The resulting understanding of actuator limits, response characteristics, and effective resolution directly supports reliable vision-based tracking behavior.


13.0 Platform Capability Inventory

This inventory reflects implemented and validated platform capabilities, not final application behavior.

At its current stage of development, Project P1 provides the following platform-level capabilities:

13.1 Mechanical and Actuation

  • two-degree-of-freedom pan–tilt mechanical plant
  • servo-based actuation with bounded command interfaces
  • explicit handling of actuator resolution and limits

13.2 Real-Time Execution

  • deterministic timer-driven control execution
  • separation of real-time control from non-real-time tasks

13.3 Sensing and Safety

  • inertial rate sensing used for motion-quality management
  • explicit detection of degraded sensing conditions
  • defined safe behavior under sensor failure

13.4 Motion Conditioning

  • shaping of motion intent prior to actuation
  • deadband, slew limiting, and quantization handling
  • deterministic actuator update semantics

13.5 Observability

  • structured telemetry supporting analysis and tuning
  • visibility into both commanded and applied actuator outputs

This inventory intentionally describes platform capability, not final application behavior.

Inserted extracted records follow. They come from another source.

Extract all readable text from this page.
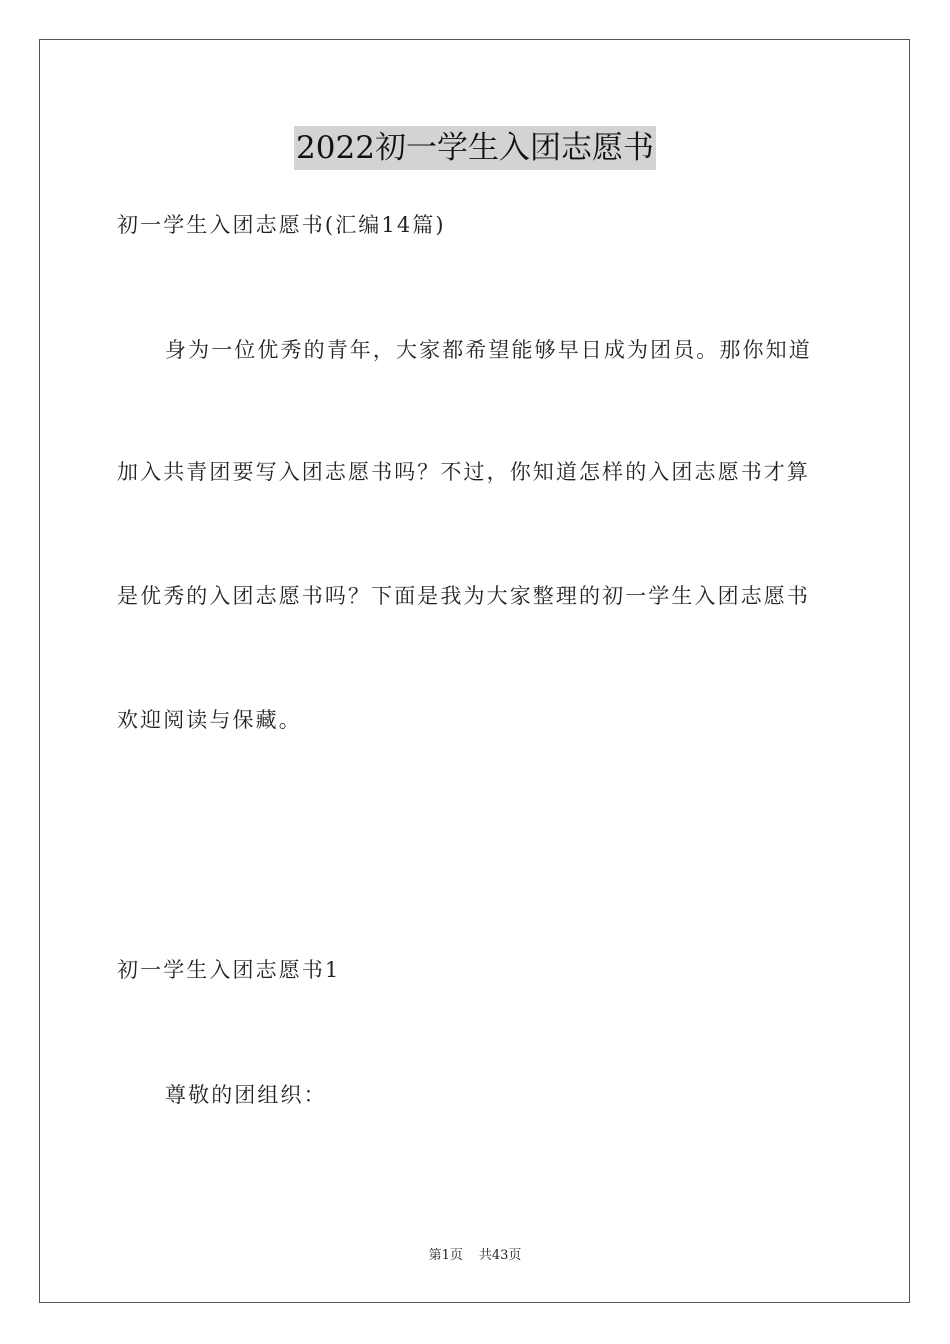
2022初一学生入团志愿书
初一学生入团志愿书(汇编14篇)
身为一位优秀的青年，大家都希望能够早日成为团员。那你知道
加入共青团要写入团志愿书吗？不过，你知道怎样的入团志愿书才算
是优秀的入团志愿书吗？下面是我为大家整理的初一学生入团志愿书
欢迎阅读与保藏。
初一学生入团志愿书1
尊敬的团组织：
第1页 共43页
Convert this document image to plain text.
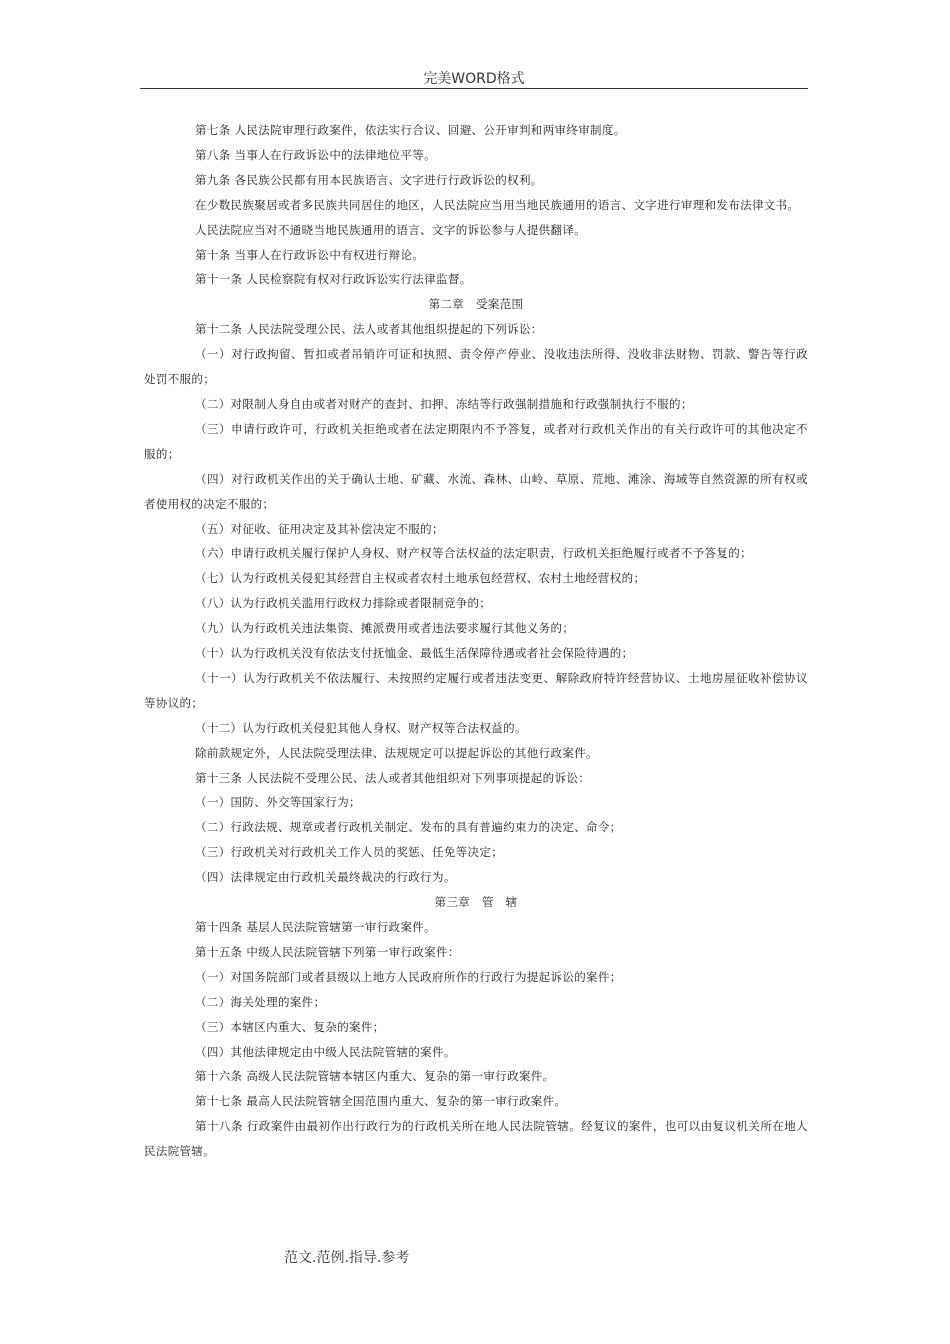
完美WORD格式

第七条 人民法院审理行政案件，依法实行合议、回避、公开审判和两审终审制度。

第八条 当事人在行政诉讼中的法律地位平等。

第九条 各民族公民都有用本民族语言、文字进行行政诉讼的权利。

在少数民族聚居或者多民族共同居住的地区，人民法院应当用当地民族通用的语言、文字进行审理和发布法律文书。

人民法院应当对不通晓当地民族通用的语言、文字的诉讼参与人提供翻译。

第十条 当事人在行政诉讼中有权进行辩论。

第十一条 人民检察院有权对行政诉讼实行法律监督。

第二章　受案范围

第十二条 人民法院受理公民、法人或者其他组织提起的下列诉讼：

（一）对行政拘留、暂扣或者吊销许可证和执照、责令停产停业、没收违法所得、没收非法财物、罚款、警告等行政处罚不服的；

（二）对限制人身自由或者对财产的查封、扣押、冻结等行政强制措施和行政强制执行不服的；

（三）申请行政许可，行政机关拒绝或者在法定期限内不予答复，或者对行政机关作出的有关行政许可的其他决定不服的；

（四）对行政机关作出的关于确认土地、矿藏、水流、森林、山岭、草原、荒地、滩涂、海域等自然资源的所有权或者使用权的决定不服的；

（五）对征收、征用决定及其补偿决定不服的；

（六）申请行政机关履行保护人身权、财产权等合法权益的法定职责，行政机关拒绝履行或者不予答复的；

（七）认为行政机关侵犯其经营自主权或者农村土地承包经营权、农村土地经营权的；

（八）认为行政机关滥用行政权力排除或者限制竞争的；

（九）认为行政机关违法集资、摊派费用或者违法要求履行其他义务的；

（十）认为行政机关没有依法支付抚恤金、最低生活保障待遇或者社会保险待遇的；

（十一）认为行政机关不依法履行、未按照约定履行或者违法变更、解除政府特许经营协议、土地房屋征收补偿协议等协议的；

（十二）认为行政机关侵犯其他人身权、财产权等合法权益的。

除前款规定外，人民法院受理法律、法规规定可以提起诉讼的其他行政案件。

第十三条 人民法院不受理公民、法人或者其他组织对下列事项提起的诉讼：

（一）国防、外交等国家行为；

（二）行政法规、规章或者行政机关制定、发布的具有普遍约束力的决定、命令；

（三）行政机关对行政机关工作人员的奖惩、任免等决定；

（四）法律规定由行政机关最终裁决的行政行为。

第三章　管　辖

第十四条 基层人民法院管辖第一审行政案件。

第十五条 中级人民法院管辖下列第一审行政案件：

（一）对国务院部门或者县级以上地方人民政府所作的行政行为提起诉讼的案件；

（二）海关处理的案件；

（三）本辖区内重大、复杂的案件；

（四）其他法律规定由中级人民法院管辖的案件。

第十六条 高级人民法院管辖本辖区内重大、复杂的第一审行政案件。

第十七条 最高人民法院管辖全国范围内重大、复杂的第一审行政案件。

第十八条 行政案件由最初作出行政行为的行政机关所在地人民法院管辖。经复议的案件，也可以由复议机关所在地人民法院管辖。

范文.范例.指导.参考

It establishes that the mechanical plant, timing infrastructure, safety semantics, and observability required for vision-based tracking are real and operational.


14.0 Why the Platform Supports Vision-Based Tracking

Vision-based tracking places specific demands on the embedded back end:

  • deterministic actuator update cadence
  • bounded and predictable motion response
  • safe behavior when perception degrades
  • observability for tuning and validation

Project P1 already provides this foundation.

When vision is integrated, the perception system becomes the upstream generator of motion intent, while the existing control and output-conditioning layers ensure:

  • safe motion
  • repeatable behavior
  • measurable performance

This allows vision-based tracking behavior to be added without restructuring the underlying motion-control platform.


15.0 Current Status and Next Integration Steps

The immediate next steps include:

  • integration of a vision sensing system
  • generation of pan–tilt error signals from perception
  • closed-loop tracking experiments
  • implementation of search and reacquisition behaviors

The platform is intentionally structured to support these additions without architectural redesign.


Status

Project P1 is an active engineering effort focused on the development of a pan–tilt vision tracking platform.

The current work establishes the mechanical, actuation, sensing, and motion-control infrastructure required for perception-driven tracking behavior.

Subsequent work will integrate a vision system as the primary source of motion intent and exercise closed-loop tracking on the existing platform.